高級自動車大手の独アウディが7月11日に発表した、旗艦車「A8」の新型モデル。世界で初めて「レベル3」に相当する自動運転機能を搭載し、スペイン・バルセロナで開催された発表会には各国から2000人以上の報道関係者が集まった。
日米欧が定義する自動運転のレベルは、1から5まで分かれている。これまで運転手が常にハンドルを握っておく必要があるレベル2と、自動車が主体となって運転するレベル3の間には、“深い谷”が存在すると言われてきた。メーカーは自動運転の技術要件を満たすことはもちろん、自動運転時に事故が発生した場合の責任をどう想定するかなど、従来にないリスクを問われる可能性があるからだ。
このため、レベル3に相応する自動運転技術を保有していても、法整備などの機が熟すまで「待ち」の姿勢を取る自動車メーカーも少なくない。その中で、いち早く市販モデルを投入したアウディ。同社の自動運転開発責任者、ミルコ・ロイター氏に狙いと勝算を聞いた。

新型「A8」の自動運転機能が、世界から注目を集めています。
ロイター:今回、世界で初めて「レベル3」の自動運転機能を持つモデルを発売することで、アウディはドライバーに新たな「可処分時間」という付加価値を創出したいと考えています。
ご案内のように、レベル2までの自動運転では、人は常にハンドルを握っている必要があります。当然、運転中は何か別のものに意識を振り向けることは不可能でした。
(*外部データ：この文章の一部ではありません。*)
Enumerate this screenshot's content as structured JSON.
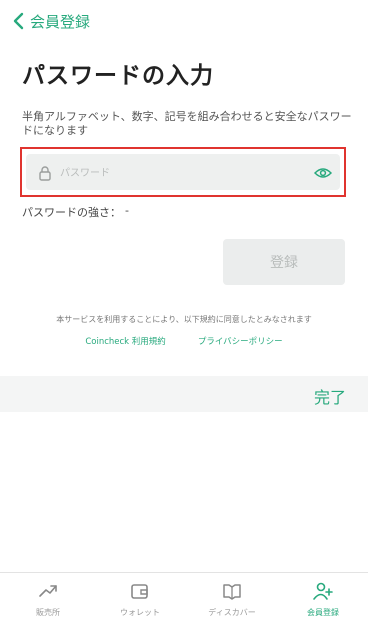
{
  "header": {
    "back_label": "会員登録"
  },
  "page": {
    "title": "パスワードの入力",
    "description": "半角アルファベット、数字、記号を組み合わせると安全なパスワードになります"
  },
  "form": {
    "password_placeholder": "パスワード",
    "strength_label": "パスワードの強さ：",
    "strength_value": "-",
    "submit_label": "登録"
  },
  "terms": {
    "notice": "本サービスを利用することにより、以下規約に同意したとみなされます",
    "link_terms": "Coincheck 利用規約",
    "link_privacy": "プライバシーポリシー"
  },
  "keyboard_bar": {
    "done_label": "完了"
  },
  "tabs": [
    {
      "label": "販売所",
      "icon": "trend-up-icon"
    },
    {
      "label": "ウォレット",
      "icon": "wallet-icon"
    },
    {
      "label": "ディスカバー",
      "icon": "book-icon"
    },
    {
      "label": "会員登録",
      "icon": "add-user-icon",
      "active": true
    }
  ],
  "colors": {
    "accent": "#27a97d",
    "highlight_border": "#e0342f",
    "field_bg": "#eef0ef"
  }
}
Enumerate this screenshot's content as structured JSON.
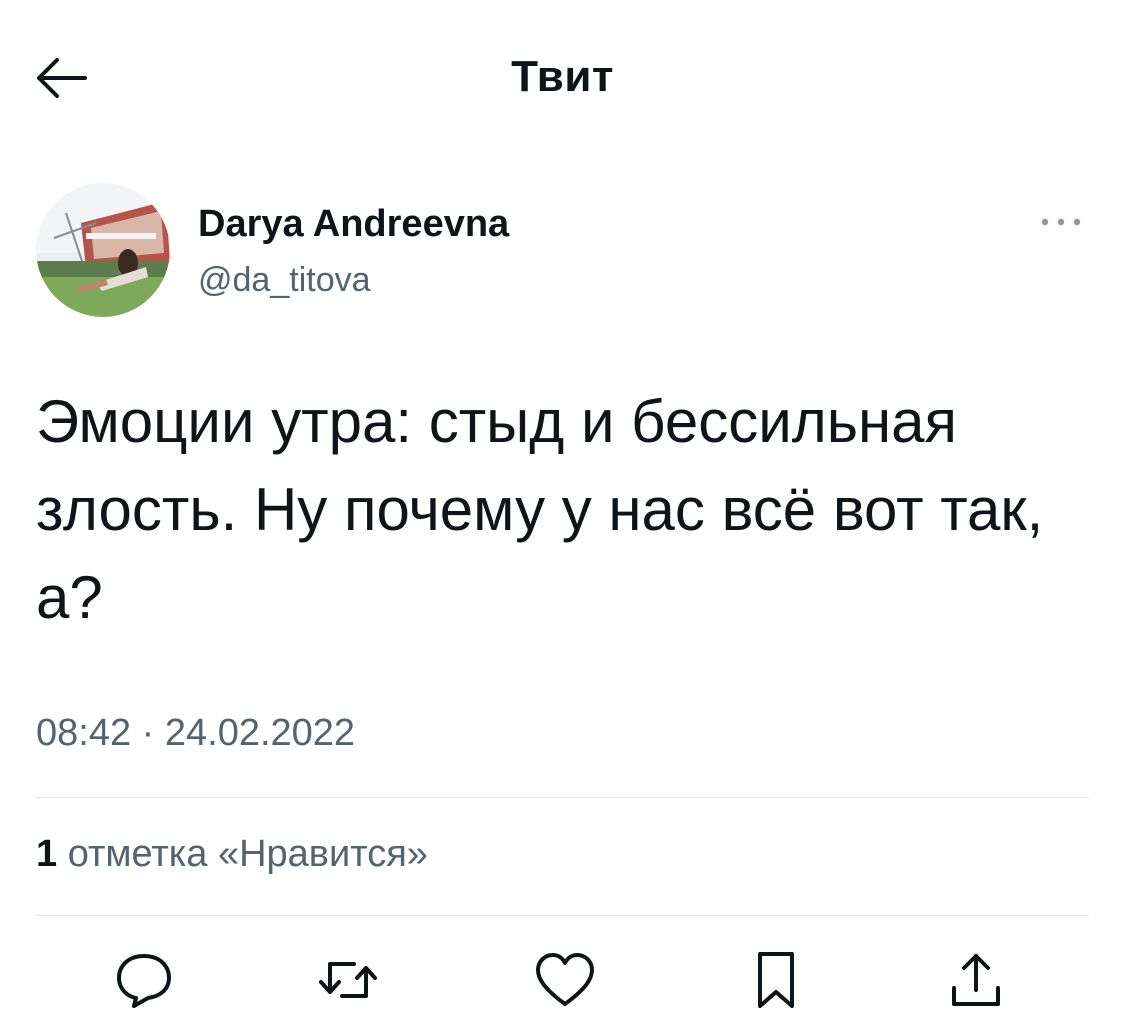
{
  "header": {
    "title": "Твит"
  },
  "author": {
    "display_name": "Darya Andreevna",
    "handle": "@da_titova"
  },
  "tweet": {
    "text": "Эмоции утра: стыд и бессильная злость. Ну почему у нас всё вот так, а?",
    "time": "08:42",
    "separator": "·",
    "date": "24.02.2022"
  },
  "stats": {
    "likes_count": "1",
    "likes_label": "отметка «Нравится»"
  },
  "icons": {
    "back": "arrow-left-icon",
    "more": "more-dots-icon",
    "reply": "reply-icon",
    "retweet": "retweet-icon",
    "like": "heart-icon",
    "bookmark": "bookmark-icon",
    "share": "share-icon"
  },
  "colors": {
    "text_primary": "#0f1419",
    "text_secondary": "#536471",
    "divider": "#e1e6ea",
    "icon": "#536471"
  }
}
しかし、ハンドルから手を離すことが許されるレベル3以上では、ドライバーが何か別のことをできる時間が創出されます。
従来は使えなかった時間を自動運転技術によって解放し、その結果生まれた時間ーー我々は「25時間目」と呼んでいますが、この時間の過ごし方が、今後の競争の土俵になっていくと考えています。それに向かって、アウディはいち早く自動運転を進化させ、先行して経験を積んでいく経営判断を下しました。だからこそ、どのメーカーよりも早く、レベル3を市販できるモデルを投入したのです。
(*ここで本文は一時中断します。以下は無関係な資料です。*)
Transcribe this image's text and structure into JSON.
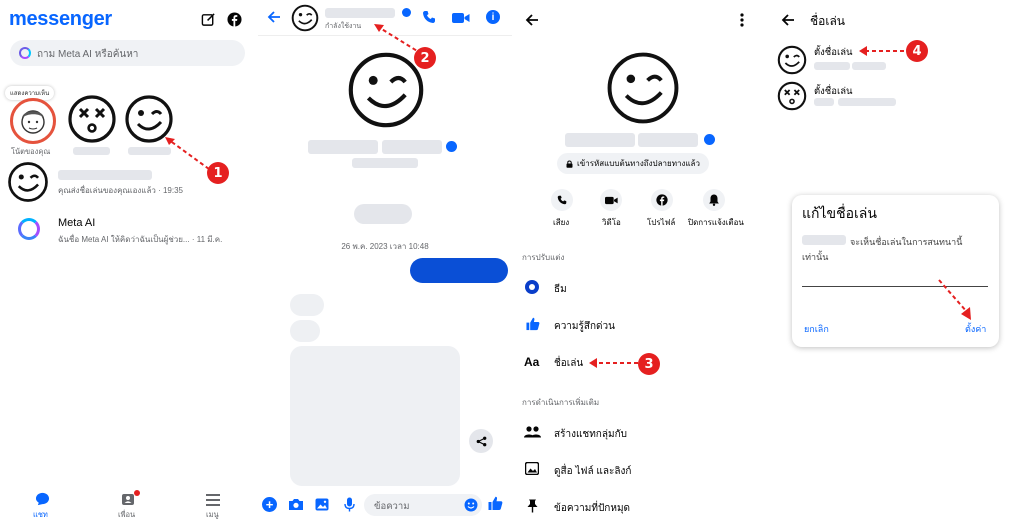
{
  "panel1": {
    "app_title": "messenger",
    "search_placeholder": "ถาม Meta AI หรือค้นหา",
    "note_bubble": "แสดงความเห็น",
    "your_note_label": "โน้ตของคุณ",
    "chat1_preview": "คุณส่งชื่อเล่นของคุณเองแล้ว · 19:35",
    "meta_ai_name": "Meta AI",
    "meta_ai_preview": "ฉันชื่อ Meta AI ให้คิดว่าฉันเป็นผู้ช่วย... · 11 มี.ค.",
    "tabs": [
      {
        "label": "แชท"
      },
      {
        "label": "เพื่อน"
      },
      {
        "label": "เมนู"
      }
    ]
  },
  "panel2": {
    "status": "กำลังใช้งาน",
    "timestamp": "26 พ.ค. 2023 เวลา 10:48",
    "composer_placeholder": "ข้อความ"
  },
  "panel3": {
    "encryption": "เข้ารหัสแบบต้นทางถึงปลายทางแล้ว",
    "actions": [
      {
        "label": "เสียง"
      },
      {
        "label": "วิดีโอ"
      },
      {
        "label": "โปรไฟล์"
      },
      {
        "label": "ปิดการแจ้งเตือน"
      }
    ],
    "section_customize": "การปรับแต่ง",
    "items_customize": [
      {
        "label": "ธีม"
      },
      {
        "label": "ความรู้สึกด่วน"
      },
      {
        "label": "ชื่อเล่น"
      }
    ],
    "aa_glyph": "Aa",
    "section_more": "การดำเนินการเพิ่มเติม",
    "items_more": [
      {
        "label": "สร้างแชทกลุ่มกับ"
      },
      {
        "label": "ดูสื่อ ไฟล์ และลิงก์"
      },
      {
        "label": "ข้อความที่ปักหมุด"
      }
    ]
  },
  "panel4": {
    "title": "ชื่อเล่น",
    "set_nickname_1": "ตั้งชื่อเล่น",
    "set_nickname_2": "ตั้งชื่อเล่น",
    "dialog_title": "แก้ไขชื่อเล่น",
    "dialog_body_line1": "จะเห็นชื่อเล่นในการสนทนานี้",
    "dialog_body_line2": "เท่านั้น",
    "cancel": "ยกเลิก",
    "confirm": "ตั้งค่า"
  },
  "markers": [
    "1",
    "2",
    "3",
    "4"
  ],
  "colors": {
    "accent_blue": "#0866ff",
    "marker_red": "#e52020",
    "gray_placeholder": "#e4e6eb"
  }
}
具体的には、どのような場面でレベル3の自動運転が可能になりますか。
ロイター:ドライバーが乗っていなくても、クルマが自動的にステアリングやアクセルを駆使して駐車場におさまる「リモートパーキングパイロット」「ガレージパイロット」などがありますが、目玉となるのは、「トラフィックジャムパイロット」と呼ぶ渋滞混雑時の自動運転です。時速60km以下で走行している際、運転手がセンターコンソールにあるAIボタンを押せば、A8が運転操作を代行します。
中央分離帯がある高速道路、という条件はつきますが、自動運転中は、ハンドルを完全に放した状態でビデオを見たり、同乗者との会話を楽しんだりすることができます。さすがに、眠ることはできませんが、常にハンドルを持っていなくてはならないストレスからドライバーを解放します。
速度が60km以下というのには理由がありますか。
ロイター:自動運転状態から、再び運転手にコントロールを取り戻す際の時間を考慮した結果です。我々の想定では、この時間に約10秒は必要と見ています。もし速度が上がれば、この引き継ぎにかかる時間が短くなってしまい、事故のリスクが高まると判断しました。
さらに、自動車を高速化した場合、安全性を高めるためにセンサーで取得するデータをより増やす必要があります。そうしたデータ処理に必要なチップのパワーなども勘案して、まずは時速60km以下にしました。